The focus for design purposes is really to queries that live out on the tail - can they be done on a smaller database? How much value do they add? What capabilities does the database need to handle them? Etc. That is what should justify a Redshift database. Or you can provision one to hold your 1Tb of data because red things go fast and we all know it :/

3 comments

If you only have 1tb of data then you can have it in ram on a modern server.
AND even if you have 10TB of data, NVMe storage is ridiculously fast compared to what disk used to look like (or s3...)
In the last few years, sure, but certainly not in 2012.
1TB memory servers weren't THAT exotic even in say 2014~2018 era either, I know as I had a few at work.

Not cheap, but these were at companies with 100s of SWEs / billions in revenue / would eventually have multi-million dollar cloud bills for what little they migrated there.
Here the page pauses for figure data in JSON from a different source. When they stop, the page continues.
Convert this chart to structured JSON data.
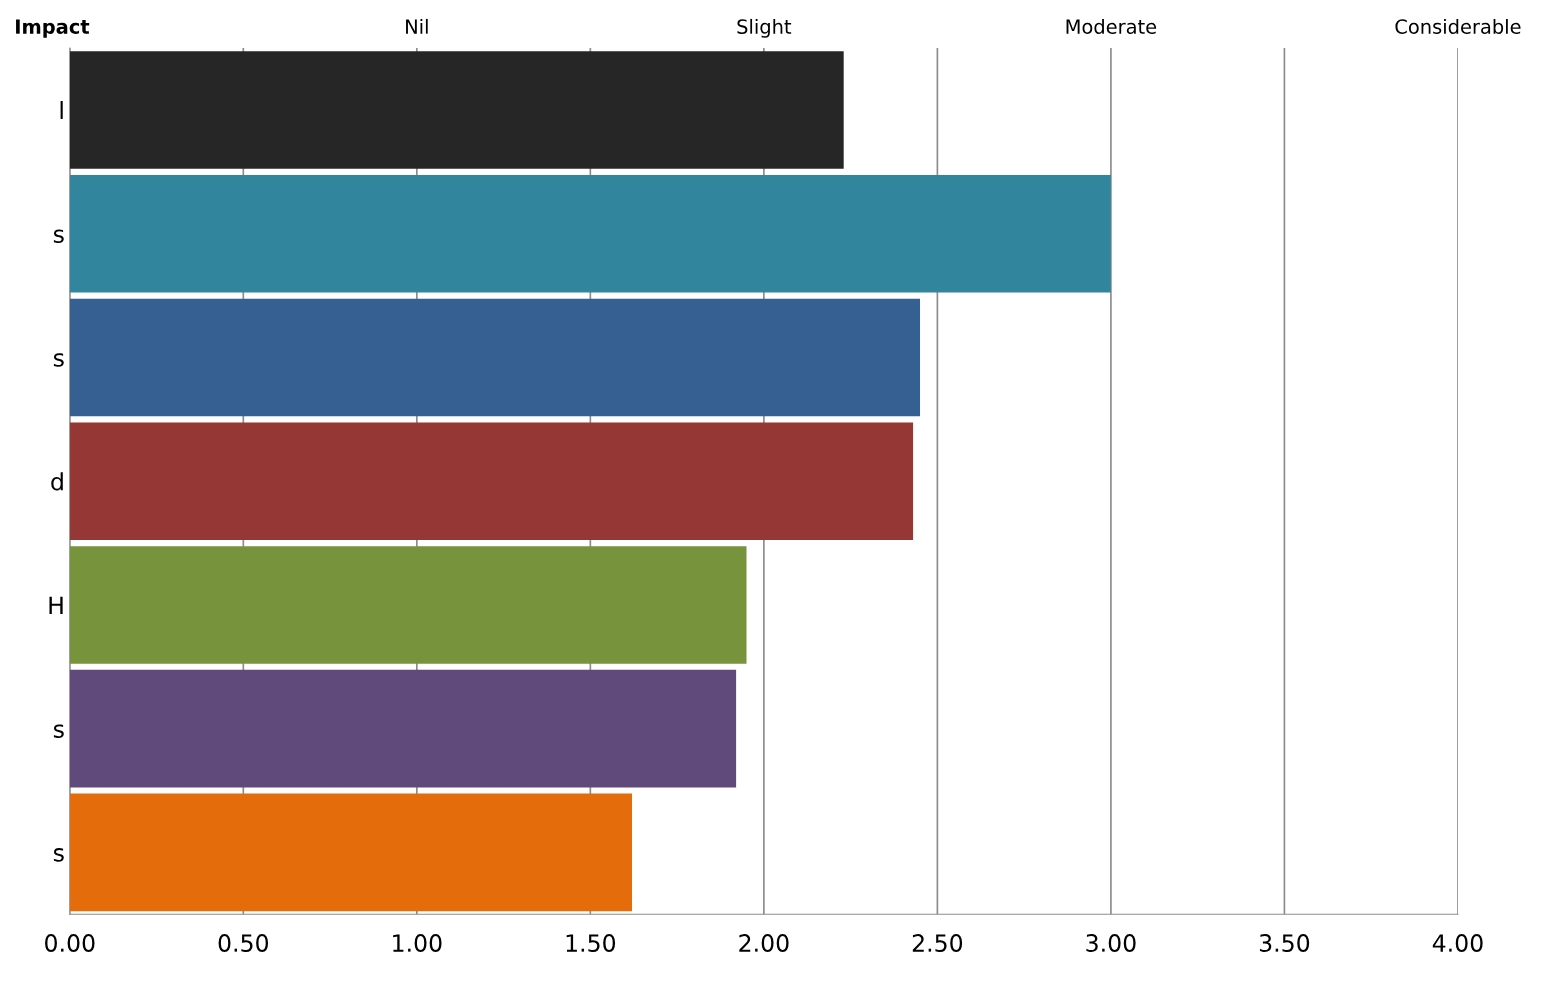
{
  "chart_data": {
    "type": "bar",
    "orientation": "horizontal",
    "categories": [
      "l",
      "s",
      "s",
      "d",
      "H",
      "s",
      "s"
    ],
    "values": [
      2.23,
      3.0,
      2.45,
      2.43,
      1.95,
      1.92,
      1.62
    ],
    "colors": [
      "#262626",
      "#31859c",
      "#366092",
      "#953735",
      "#77933c",
      "#604a7b",
      "#e46c0a"
    ],
    "xlim": [
      0,
      4
    ],
    "xticks": [
      {
        "value": 0,
        "label": "0.00"
      },
      {
        "value": 0.5,
        "label": "0.50"
      },
      {
        "value": 1,
        "label": "1.00"
      },
      {
        "value": 1.5,
        "label": "1.50"
      },
      {
        "value": 2,
        "label": "2.00"
      },
      {
        "value": 2.5,
        "label": "2.50"
      },
      {
        "value": 3,
        "label": "3.00"
      },
      {
        "value": 3.5,
        "label": "3.50"
      },
      {
        "value": 4,
        "label": "4.00"
      }
    ],
    "annotations": [
      "Impact",
      "Nil",
      "Slight",
      "Moderate",
      "Considerable"
    ],
    "grid": "x",
    "legend": false
  }
}
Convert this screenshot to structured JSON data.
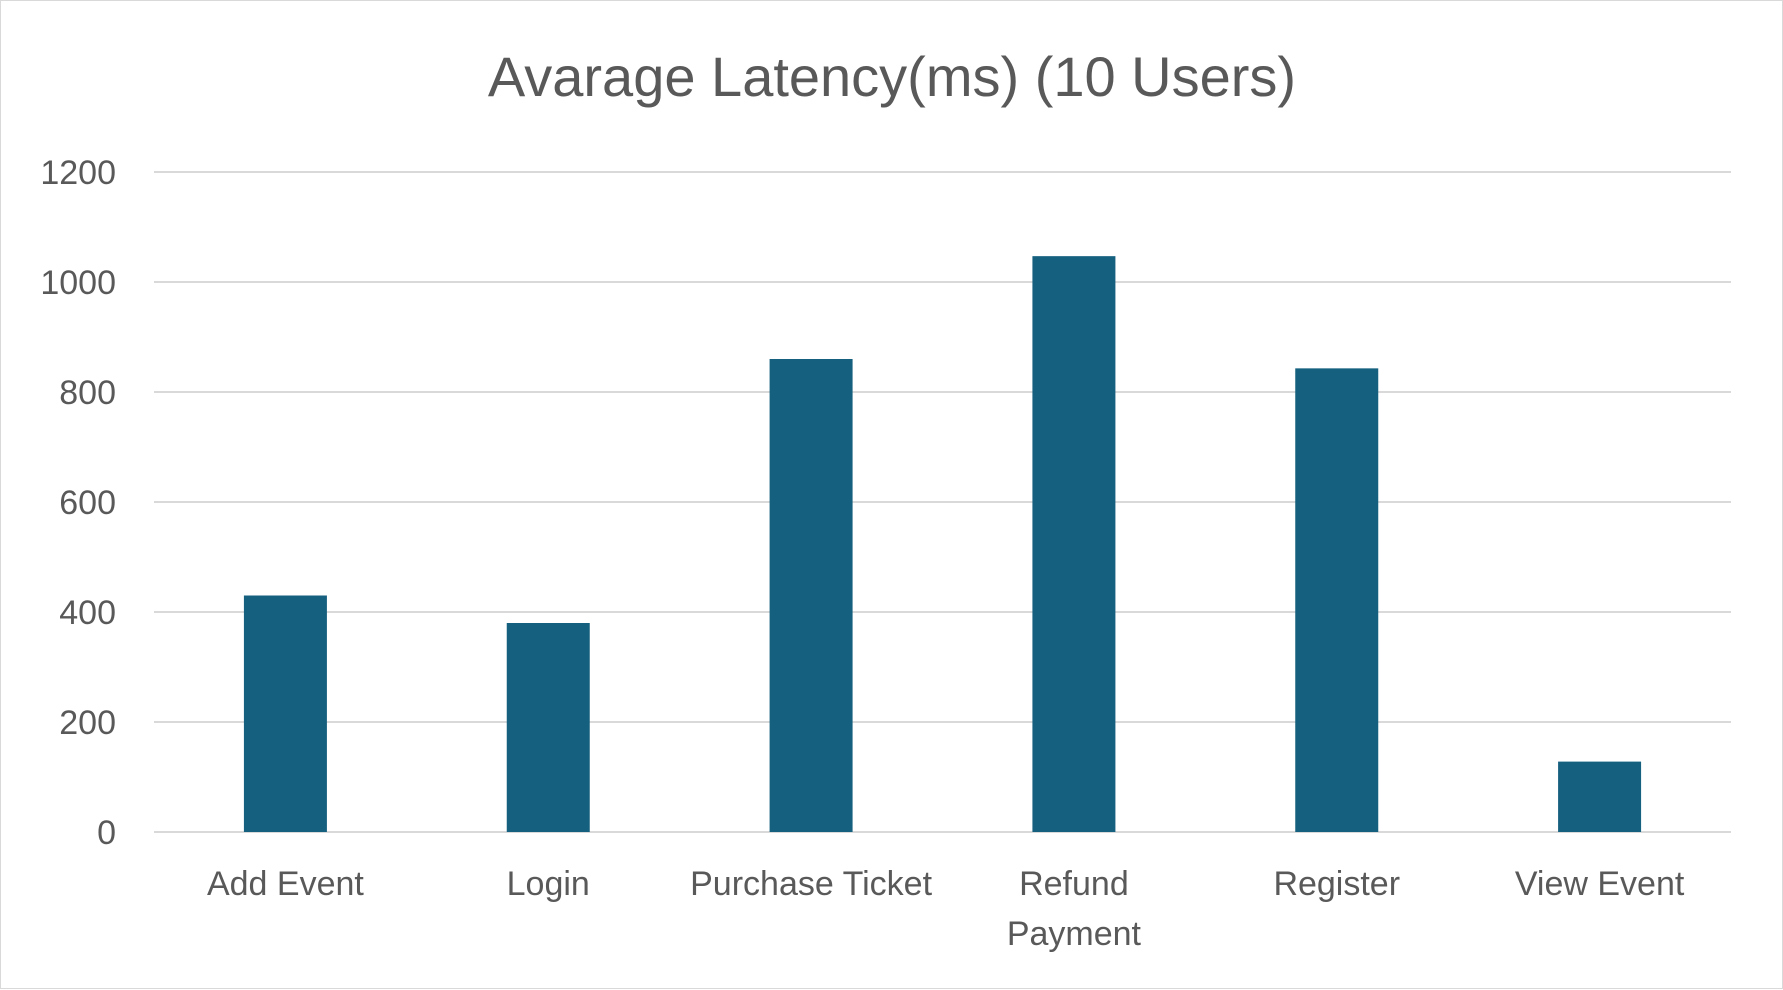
{
  "chart_data": {
    "type": "bar",
    "title": "Avarage Latency(ms) (10 Users)",
    "categories": [
      [
        "Add Event"
      ],
      [
        "Login"
      ],
      [
        "Purchase Ticket"
      ],
      [
        "Refund",
        "Payment"
      ],
      [
        "Register"
      ],
      [
        "View Event"
      ]
    ],
    "values": [
      430,
      380,
      860,
      1047,
      843,
      128
    ],
    "ylim": [
      0,
      1200
    ],
    "yticks": [
      0,
      200,
      400,
      600,
      800,
      1000,
      1200
    ],
    "grid": true,
    "legend": "none",
    "bar_color": "#16607f"
  }
}
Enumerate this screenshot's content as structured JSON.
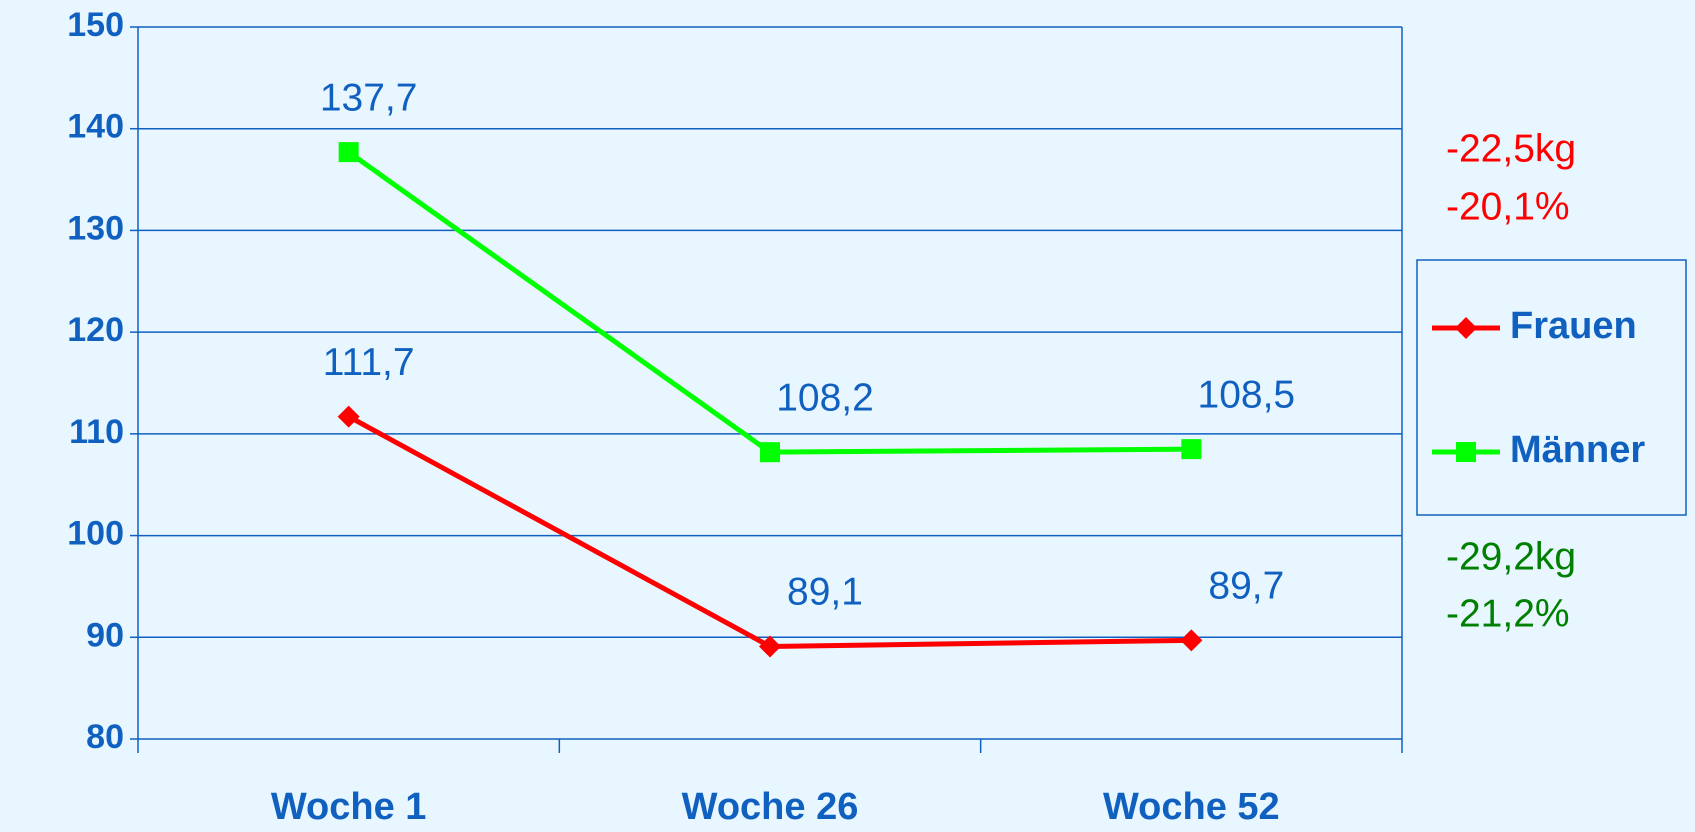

You can take a different approach to the 1-in-1000 jobs. Like don't do them, or approximate them. I remember the time I wrote a program that would have taken a century to finish and then developed an approximation that got it done in about 20 minutes.
> This isn't really saying much.

On the contrary, it's saying a lot about sheer data size, that's all. The things you mention may be crucial why Redshift and co. have been chosen (or not - in my org Redshift was used as standard so even small dataset were put into it as the management want to standardize, for better or worse), but the fact remains that if you deal with smaller datasets all of the time, you may want to reconsider the solutions you use.